Data wrangling is a crucial step in the data analysis process, and Fabric provides a robust environment for performing these tasks efficiently. In this article, we will explore various data wrangling operations using Fabric.
Importing Data
To begin with, we need to import the dataset into a DataFrame. For instance, we can use the Titanic dataset available publicly:
import pandas as pd
# URL of the publicly available dataset (example: Titanic dataset)

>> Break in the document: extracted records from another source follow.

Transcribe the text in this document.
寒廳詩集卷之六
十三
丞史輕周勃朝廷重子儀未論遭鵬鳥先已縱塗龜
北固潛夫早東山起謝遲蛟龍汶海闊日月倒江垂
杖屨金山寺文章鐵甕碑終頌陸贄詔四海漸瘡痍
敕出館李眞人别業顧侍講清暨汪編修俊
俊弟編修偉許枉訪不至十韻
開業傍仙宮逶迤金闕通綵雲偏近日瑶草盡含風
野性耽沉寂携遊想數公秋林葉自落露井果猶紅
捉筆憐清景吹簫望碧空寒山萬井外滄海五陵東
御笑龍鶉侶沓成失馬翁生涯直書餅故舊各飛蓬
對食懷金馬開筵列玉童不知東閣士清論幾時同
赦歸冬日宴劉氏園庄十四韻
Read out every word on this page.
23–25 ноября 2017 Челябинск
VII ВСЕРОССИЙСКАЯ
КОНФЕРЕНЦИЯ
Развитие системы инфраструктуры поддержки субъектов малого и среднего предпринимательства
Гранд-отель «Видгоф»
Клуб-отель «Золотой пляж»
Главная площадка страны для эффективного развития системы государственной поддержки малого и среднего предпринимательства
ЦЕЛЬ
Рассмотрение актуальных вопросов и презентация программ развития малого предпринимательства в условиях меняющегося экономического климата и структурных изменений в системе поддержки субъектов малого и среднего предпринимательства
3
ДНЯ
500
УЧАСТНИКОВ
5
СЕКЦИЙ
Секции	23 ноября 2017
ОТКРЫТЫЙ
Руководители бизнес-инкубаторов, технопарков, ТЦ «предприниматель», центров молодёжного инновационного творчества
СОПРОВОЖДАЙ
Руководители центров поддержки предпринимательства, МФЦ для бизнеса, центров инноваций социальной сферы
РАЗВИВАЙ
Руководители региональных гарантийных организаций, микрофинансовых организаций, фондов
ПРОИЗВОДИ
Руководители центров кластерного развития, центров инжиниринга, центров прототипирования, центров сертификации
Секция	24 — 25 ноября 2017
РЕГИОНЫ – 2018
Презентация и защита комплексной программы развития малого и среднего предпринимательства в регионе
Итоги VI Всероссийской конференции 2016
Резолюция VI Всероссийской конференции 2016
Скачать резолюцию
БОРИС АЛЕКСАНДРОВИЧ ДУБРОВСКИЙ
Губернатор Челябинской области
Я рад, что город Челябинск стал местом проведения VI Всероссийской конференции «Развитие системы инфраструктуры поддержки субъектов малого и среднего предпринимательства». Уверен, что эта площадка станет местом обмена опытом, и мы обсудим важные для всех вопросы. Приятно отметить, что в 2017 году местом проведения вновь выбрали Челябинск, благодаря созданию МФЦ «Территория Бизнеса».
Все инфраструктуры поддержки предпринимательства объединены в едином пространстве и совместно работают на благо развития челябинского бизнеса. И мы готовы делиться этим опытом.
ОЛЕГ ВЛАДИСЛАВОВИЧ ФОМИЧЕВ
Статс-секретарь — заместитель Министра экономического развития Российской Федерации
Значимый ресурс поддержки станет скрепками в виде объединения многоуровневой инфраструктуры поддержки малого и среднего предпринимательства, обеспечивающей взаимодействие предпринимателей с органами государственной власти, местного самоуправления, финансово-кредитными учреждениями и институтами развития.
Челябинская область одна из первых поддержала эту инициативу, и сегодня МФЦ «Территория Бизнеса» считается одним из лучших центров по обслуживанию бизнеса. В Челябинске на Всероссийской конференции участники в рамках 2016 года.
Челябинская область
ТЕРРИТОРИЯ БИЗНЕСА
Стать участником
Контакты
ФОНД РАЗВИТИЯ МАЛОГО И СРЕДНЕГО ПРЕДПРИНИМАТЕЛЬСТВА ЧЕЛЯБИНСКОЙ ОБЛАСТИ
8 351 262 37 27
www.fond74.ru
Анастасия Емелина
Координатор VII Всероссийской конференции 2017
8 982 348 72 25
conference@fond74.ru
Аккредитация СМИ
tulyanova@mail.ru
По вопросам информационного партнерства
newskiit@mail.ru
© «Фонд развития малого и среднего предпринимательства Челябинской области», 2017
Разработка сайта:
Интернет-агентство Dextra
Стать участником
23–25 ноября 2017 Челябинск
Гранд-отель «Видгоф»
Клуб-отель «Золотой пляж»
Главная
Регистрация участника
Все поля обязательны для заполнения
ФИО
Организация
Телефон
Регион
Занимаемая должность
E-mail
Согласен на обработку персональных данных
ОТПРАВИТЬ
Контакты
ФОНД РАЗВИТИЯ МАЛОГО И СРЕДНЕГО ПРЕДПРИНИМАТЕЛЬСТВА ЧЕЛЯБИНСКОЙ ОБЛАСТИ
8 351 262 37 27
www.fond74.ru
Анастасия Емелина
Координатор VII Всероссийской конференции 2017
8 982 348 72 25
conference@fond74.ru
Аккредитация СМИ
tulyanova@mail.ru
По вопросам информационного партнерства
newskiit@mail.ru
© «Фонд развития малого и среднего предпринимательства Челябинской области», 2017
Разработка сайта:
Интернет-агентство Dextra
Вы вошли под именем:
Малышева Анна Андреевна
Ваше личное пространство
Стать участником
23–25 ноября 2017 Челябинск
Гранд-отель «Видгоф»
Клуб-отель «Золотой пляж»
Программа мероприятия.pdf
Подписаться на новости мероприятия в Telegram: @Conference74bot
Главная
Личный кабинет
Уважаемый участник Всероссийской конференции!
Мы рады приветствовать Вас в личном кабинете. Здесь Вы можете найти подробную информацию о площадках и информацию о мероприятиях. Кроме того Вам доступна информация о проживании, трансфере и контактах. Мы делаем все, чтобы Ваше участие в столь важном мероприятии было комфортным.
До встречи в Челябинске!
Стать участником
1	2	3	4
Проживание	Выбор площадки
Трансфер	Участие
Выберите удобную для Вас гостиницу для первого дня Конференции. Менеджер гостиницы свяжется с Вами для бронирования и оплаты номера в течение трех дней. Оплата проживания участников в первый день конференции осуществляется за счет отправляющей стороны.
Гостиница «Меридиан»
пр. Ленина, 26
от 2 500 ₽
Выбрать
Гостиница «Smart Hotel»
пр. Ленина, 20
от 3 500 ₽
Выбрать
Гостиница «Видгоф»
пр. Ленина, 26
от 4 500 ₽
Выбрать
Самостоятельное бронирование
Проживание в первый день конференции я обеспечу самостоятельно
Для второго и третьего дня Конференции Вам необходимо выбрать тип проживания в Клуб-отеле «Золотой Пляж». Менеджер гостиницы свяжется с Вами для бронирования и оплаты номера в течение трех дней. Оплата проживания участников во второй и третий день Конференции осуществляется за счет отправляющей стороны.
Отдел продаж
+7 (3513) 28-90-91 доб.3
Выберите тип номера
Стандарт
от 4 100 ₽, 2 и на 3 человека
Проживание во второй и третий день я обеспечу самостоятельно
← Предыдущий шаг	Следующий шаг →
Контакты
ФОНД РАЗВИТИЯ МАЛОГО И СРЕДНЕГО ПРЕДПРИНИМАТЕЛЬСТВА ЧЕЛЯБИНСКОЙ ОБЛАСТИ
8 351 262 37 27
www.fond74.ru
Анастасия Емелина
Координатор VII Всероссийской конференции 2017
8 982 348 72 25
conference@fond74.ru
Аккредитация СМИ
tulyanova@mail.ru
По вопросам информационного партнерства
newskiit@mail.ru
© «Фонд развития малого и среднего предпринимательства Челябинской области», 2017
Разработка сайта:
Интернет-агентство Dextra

url = 'https://raw.githubusercontent.com/datasciencedojo/datasets/master/titanic.csv'# Read the dataset into a DataFrame
df = pd.read_csv(url)# Display the first few rows of the DataFrame
df
Data Wrangling Operations
Click on Data Wrangler in the Notebook and select the dataframe for Data wrangling.
Dropping Columns
In Fabric, you can easily drop columns from your dataset. Simply click on the Data Wrangler in the Notebook, select the columns you want to drop, and click on apply. Notice that the code gets auto-generated in Fabric.
Dropping Duplicates
Select the columns to be used for dropping duplicates from Target columns and click on apply.
Drop missing values:
you can select the columns where you want to apply transformation from target columns.
Handling Missing Values
You can handle missing values by either dropping them or filling them with appropriate values. While filling missing values either you can replace them with 0 or you use a Fill method (like mean) from drop down.
Find and Replace
Fabric allows you to find and replace values in your dataset. You can choose the columns where you want to replace values, mention the old value and the new value, and click on apply once you are done.
Other Operations
There are many other operations available in Fabric for formatting, one-hot encoding, sorting, filtering, renaming columns, min-max scaling, etc.
Adding Code to Notebook
Once you are done with the transformations, click on “Add code to notebook”. The code for the transformation would be automatically added.